No, it is VERY important to remember, the exception is ANY shelter that is not reasonably lightning safe. Some of the sites aren't are clear as they could be on this subject. If you read this link carefully, http://www.lightningsafety.noaa.gov/outdoors.htm then you can figure it out, but this site doesn't say it well enough. It says a fully enclosed shelter is safe, and goes on to say that a fully enclosed shelter is one with a roof, walls, and floor, but then it goes on to say that a fully enclosed shelter is safe because of wiring and plumbing (and points out you should stay away from the plumbing during a lightning storm). So a "fully enclosed" shelter without wiring and plumbing (or otherwise constructed to be lightning safe) can actually be more dangerous in a lightning storm than being outside.

Last week, a Boy Scout was killed at a camp in the Uintas Mountains in Utah. The "Adirondack" three-walled log cabin that he was sleeping in was a shelter, but not a lightning safe shelter, and a fourth wall wouldn't have made it lightning safe. Yeah, it was a pretty ***** accident (lightning apparently hit a tree next to the cabin, went down the tree and jumped over to the cabin), but "shelter" can do you more harm than good in a lightning storm if it isn't "lightning safe" shelter.

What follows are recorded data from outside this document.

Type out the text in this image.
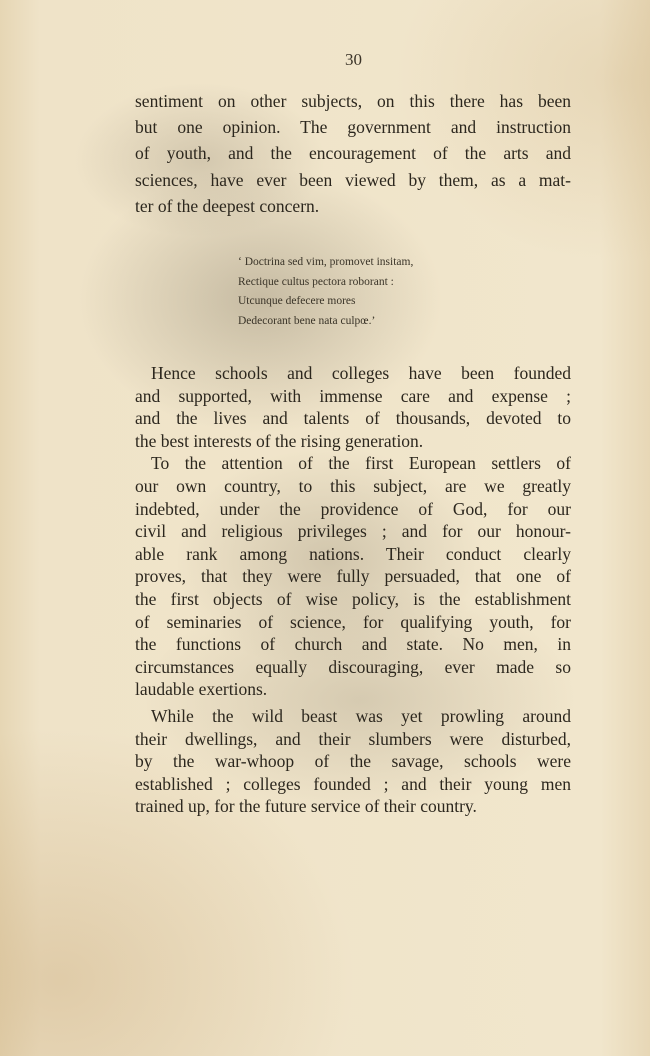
30
sentiment on other subjects, on this there has been
but one opinion. The government and instruction
of youth, and the encouragement of the arts and
sciences, have ever been viewed by them, as a mat-
ter of the deepest concern.
‘ Doctrina sed vim, promovet insitam,
Rectique cultus pectora roborant :
Utcunque defecere mores
Dedecorant bene nata culpœ.’
Hence schools and colleges have been founded
and supported, with immense care and expense ;
and the lives and talents of thousands, devoted to
the best interests of the rising generation.
To the attention of the first European settlers of
our own country, to this subject, are we greatly
indebted, under the providence of God, for our
civil and religious privileges ; and for our honour-
able rank among nations. Their conduct clearly
proves, that they were fully persuaded, that one of
the first objects of wise policy, is the establishment
of seminaries of science, for qualifying youth, for
the functions of church and state. No men, in
circumstances equally discouraging, ever made so
laudable exertions.
While the wild beast was yet prowling around
their dwellings, and their slumbers were disturbed,
by the war-whoop of the savage, schools were
established ; colleges founded ; and their young men
trained up, for the future service of their country.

People in the Whitney shelter were injured a few times before injuries and a death occurred in 1990. The NPS had known that the structure presented an illusion of safety so that people would be drawn to it in a storm, so that it should be made more lightning safe. I believe that the lightning warning on the door came after the NPS got hit with a big verdict from the 1990 incident, and they also made some changes to improve the safety of the structure for lightning. In other words, the structure is now more safe than it was before in the event of lightning, and now also contains a warning sign telling you not to be inside in case of lightning. Why make it more safe and put a sign on saying stay away? It is all about liability.

But without knowing more about what they did to improve things, and how to be lightning safe inside, I still wouldn't use the hut for shelter in a lightning storm. Of course, I would also do everything possible to avoid being on the summit in a lightning storm. It makes sense to be cautious. I would rather miss a summit unnecessarily than be caught in a lightning storm on the summit unnecessarily, because there is nothing necessary about reaching the summit.